Jude stood up and kicked something, sending it scuttling across the floor. He walked over and picked it up, then handed it to Skyler, who looked at it with amazement.

"This was Raisin's," Skyler exclaimed. "This was his toy soldier. He always carried it with him."

He put it in his pocket. Then he walked to the door.

"Let's go to the Big House," he said.

* * *

Riding the subway to her apartment on West Eighty-seventh Street, Tizzie was lost in thought. She wasn't especially proud to admit it, but she was turning out to be a good spy — rather, a good double spy, which was twice as hard. You had to be always thinking in two heads at the same time.

Uncle Henry had been impressed by her "report" of their trip to Arizona. She'd included enough true events — like their harrowing visit to the mine, the cave-in and Skyler's illness — to make it credible. But she had not, she hoped, given away anything of importance that could tip their hand. That meant walking a thin line indeed.

For example: should she include the car chase from the roadhouse? It depended upon who she thought had been chasing them. If it turned out to be enforcers from the Lab and she omitted the chase — such a dramatic occurrence — then Uncle Henry would know she was duplicitous and never trust her again. But if the villains were some renegade FBI men — and happily she had talked to Jude since his near encounter with Raymond at the Hoover Building — then including it might be giving Uncle Henry some useful information. Why should he know about the FBI's involvement? Or if he already knows, why should he know that they know? Wheels within wheels.

Finally, she had left the incident out. And Uncle Henry, as far as she could tell, didn't seem the wiser. That, in turn, told her something — namely, that Uncle Henry hadn't in fact known about the car chase, which helped point the finger of suspicion away from the Lab. On such crumbs do double spies build their edifices of knowledge.

Certain things she never wrote about. Where Jude and Skyler were staying, for instance, or what their immediate plans were. They were too afraid of phone taps to talk about such matters, she explained. Another area that she shied away from — despite urging to the contrary from Uncle Henry — was her emotional life. He seemed to want to know a great deal about her feelings for Jude and for Skyler. But this was the last thing she wanted to put on paper. Partly, the reluctance came because she was revolted at the thought of that man poring over her innermost secrets, partly because she knew him well enough to fear what he might do with the information, and partly because she herself was confused about what she was feeling.

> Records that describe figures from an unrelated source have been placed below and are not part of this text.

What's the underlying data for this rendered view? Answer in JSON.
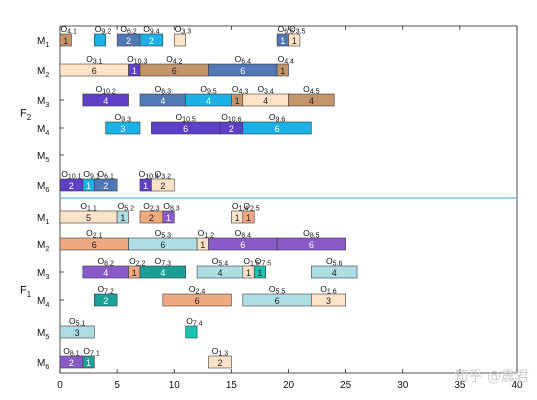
{
  "chart_data": {
    "type": "gantt",
    "title": "",
    "xlabel": "",
    "ylabel": "",
    "xlim": [
      0,
      40
    ],
    "xticks": [
      0,
      5,
      10,
      15,
      20,
      25,
      30,
      35,
      40
    ],
    "grid": false,
    "colors": {
      "1": "#1ab2e6",
      "2": "#5078b4",
      "3": "#efaa82",
      "4": "#8a5bc8",
      "5": "#1d9f99",
      "6": "#c4946a",
      "7": "#16c4b4",
      "8": "#5e3fc8",
      "9": "#aedde4",
      "10": "#ffe3c8"
    },
    "groups": [
      {
        "name": "F",
        "sub": "2",
        "machines": [
          {
            "name": "M",
            "sub": "1",
            "ops": [
              {
                "job": 4,
                "op": 1,
                "start": 0,
                "end": 1,
                "tag": "1",
                "color": "6"
              },
              {
                "job": 9,
                "op": 2,
                "start": 3,
                "end": 4,
                "tag": "",
                "color": "1"
              },
              {
                "job": 6,
                "op": 2,
                "start": 5,
                "end": 7,
                "tag": "2",
                "color": "2"
              },
              {
                "job": 9,
                "op": 4,
                "start": 7,
                "end": 9,
                "tag": "2",
                "color": "1"
              },
              {
                "job": 3,
                "op": 3,
                "start": 10,
                "end": 11,
                "tag": "",
                "color": "10"
              },
              {
                "job": 6,
                "op": 5,
                "start": 19,
                "end": 20,
                "tag": "1",
                "color": "2"
              },
              {
                "job": 3,
                "op": 5,
                "start": 20,
                "end": 21,
                "tag": "1",
                "color": "10"
              }
            ]
          },
          {
            "name": "M",
            "sub": "2",
            "ops": [
              {
                "job": 3,
                "op": 1,
                "start": 0,
                "end": 6,
                "tag": "6",
                "color": "10"
              },
              {
                "job": 10,
                "op": 3,
                "start": 6,
                "end": 7,
                "tag": "1",
                "color": "8"
              },
              {
                "job": 4,
                "op": 2,
                "start": 7,
                "end": 13,
                "tag": "6",
                "color": "6"
              },
              {
                "job": 6,
                "op": 4,
                "start": 13,
                "end": 19,
                "tag": "6",
                "color": "2"
              },
              {
                "job": 4,
                "op": 4,
                "start": 19,
                "end": 20,
                "tag": "1",
                "color": "6"
              }
            ]
          },
          {
            "name": "M",
            "sub": "3",
            "ops": [
              {
                "job": 10,
                "op": 2,
                "start": 2,
                "end": 6,
                "tag": "4",
                "color": "8"
              },
              {
                "job": 6,
                "op": 3,
                "start": 7,
                "end": 11,
                "tag": "4",
                "color": "2"
              },
              {
                "job": 9,
                "op": 5,
                "start": 11,
                "end": 15,
                "tag": "4",
                "color": "1"
              },
              {
                "job": 4,
                "op": 3,
                "start": 15,
                "end": 16,
                "tag": "1",
                "color": "6"
              },
              {
                "job": 3,
                "op": 4,
                "start": 16,
                "end": 20,
                "tag": "4",
                "color": "10"
              },
              {
                "job": 4,
                "op": 5,
                "start": 20,
                "end": 24,
                "tag": "4",
                "color": "6"
              }
            ]
          },
          {
            "name": "M",
            "sub": "4",
            "ops": [
              {
                "job": 9,
                "op": 3,
                "start": 4,
                "end": 7,
                "tag": "3",
                "color": "1"
              },
              {
                "job": 10,
                "op": 5,
                "start": 8,
                "end": 14,
                "tag": "6",
                "color": "8"
              },
              {
                "job": 10,
                "op": 6,
                "start": 14,
                "end": 16,
                "tag": "2",
                "color": "8"
              },
              {
                "job": 9,
                "op": 6,
                "start": 16,
                "end": 22,
                "tag": "6",
                "color": "1"
              }
            ]
          },
          {
            "name": "M",
            "sub": "5",
            "ops": []
          },
          {
            "name": "M",
            "sub": "6",
            "ops": [
              {
                "job": 10,
                "op": 1,
                "start": 0,
                "end": 2,
                "tag": "2",
                "color": "8"
              },
              {
                "job": 9,
                "op": 1,
                "start": 2,
                "end": 3,
                "tag": "1",
                "color": "1"
              },
              {
                "job": 6,
                "op": 1,
                "start": 3,
                "end": 5,
                "tag": "2",
                "color": "2"
              },
              {
                "job": 10,
                "op": 4,
                "start": 7,
                "end": 8,
                "tag": "1",
                "color": "8"
              },
              {
                "job": 3,
                "op": 2,
                "start": 8,
                "end": 10,
                "tag": "2",
                "color": "10"
              }
            ]
          }
        ]
      },
      {
        "name": "F",
        "sub": "1",
        "machines": [
          {
            "name": "M",
            "sub": "1",
            "ops": [
              {
                "job": 1,
                "op": 1,
                "start": 0,
                "end": 5,
                "tag": "5",
                "color": "10"
              },
              {
                "job": 5,
                "op": 2,
                "start": 5,
                "end": 6,
                "tag": "1",
                "color": "9"
              },
              {
                "job": 2,
                "op": 3,
                "start": 7,
                "end": 9,
                "tag": "2",
                "color": "3"
              },
              {
                "job": 8,
                "op": 3,
                "start": 9,
                "end": 10,
                "tag": "1",
                "color": "4"
              },
              {
                "job": 1,
                "op": 4,
                "start": 15,
                "end": 16,
                "tag": "1",
                "color": "10"
              },
              {
                "job": 2,
                "op": 5,
                "start": 16,
                "end": 17,
                "tag": "1",
                "color": "3"
              }
            ]
          },
          {
            "name": "M",
            "sub": "2",
            "ops": [
              {
                "job": 2,
                "op": 1,
                "start": 0,
                "end": 6,
                "tag": "6",
                "color": "3"
              },
              {
                "job": 5,
                "op": 3,
                "start": 6,
                "end": 12,
                "tag": "6",
                "color": "9"
              },
              {
                "job": 1,
                "op": 2,
                "start": 12,
                "end": 13,
                "tag": "1",
                "color": "10"
              },
              {
                "job": 8,
                "op": 4,
                "start": 13,
                "end": 19,
                "tag": "6",
                "color": "4"
              },
              {
                "job": 8,
                "op": 5,
                "start": 19,
                "end": 25,
                "tag": "6",
                "color": "4"
              }
            ]
          },
          {
            "name": "M",
            "sub": "3",
            "ops": [
              {
                "job": 8,
                "op": 2,
                "start": 2,
                "end": 6,
                "tag": "4",
                "color": "4"
              },
              {
                "job": 2,
                "op": 2,
                "start": 6,
                "end": 7,
                "tag": "1",
                "color": "3"
              },
              {
                "job": 7,
                "op": 3,
                "start": 7,
                "end": 11,
                "tag": "4",
                "color": "5"
              },
              {
                "job": 5,
                "op": 4,
                "start": 12,
                "end": 16,
                "tag": "4",
                "color": "9"
              },
              {
                "job": 1,
                "op": 5,
                "start": 16,
                "end": 17,
                "tag": "1",
                "color": "10"
              },
              {
                "job": 7,
                "op": 5,
                "start": 17,
                "end": 18,
                "tag": "1",
                "color": "7"
              },
              {
                "job": 5,
                "op": 6,
                "start": 22,
                "end": 26,
                "tag": "4",
                "color": "9"
              }
            ]
          },
          {
            "name": "M",
            "sub": "4",
            "ops": [
              {
                "job": 7,
                "op": 2,
                "start": 3,
                "end": 5,
                "tag": "2",
                "color": "5"
              },
              {
                "job": 2,
                "op": 4,
                "start": 9,
                "end": 15,
                "tag": "6",
                "color": "3"
              },
              {
                "job": 5,
                "op": 5,
                "start": 16,
                "end": 22,
                "tag": "6",
                "color": "9"
              },
              {
                "job": 1,
                "op": 6,
                "start": 22,
                "end": 25,
                "tag": "3",
                "color": "10"
              }
            ]
          },
          {
            "name": "M",
            "sub": "5",
            "ops": [
              {
                "job": 5,
                "op": 1,
                "start": 0,
                "end": 3,
                "tag": "3",
                "color": "9"
              },
              {
                "job": 7,
                "op": 4,
                "start": 11,
                "end": 12,
                "tag": "",
                "color": "7"
              }
            ]
          },
          {
            "name": "M",
            "sub": "6",
            "ops": [
              {
                "job": 8,
                "op": 1,
                "start": 0,
                "end": 2,
                "tag": "2",
                "color": "4"
              },
              {
                "job": 7,
                "op": 1,
                "start": 2,
                "end": 3,
                "tag": "1",
                "color": "5"
              },
              {
                "job": 1,
                "op": 3,
                "start": 13,
                "end": 15,
                "tag": "2",
                "color": "10"
              }
            ]
          }
        ]
      }
    ]
  },
  "watermark": "知乎 @震君"
}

Her goal now was to turn active. She needed to move from information collection to operations. Uncle Henry had talked about research. That's what she wanted to do, and she had been pestering him to do it. She needed to find out about her mother's death and about her father's illness. If they were truly working on a vaccination, then she wanted to be part of that effort. He was right — she was good at it. And as any scientist knows, you can't come up with a vaccine unless you know what disease you're fighting. Maybe she could finally get some answers. And maybe those answers would help Skyler and Jude.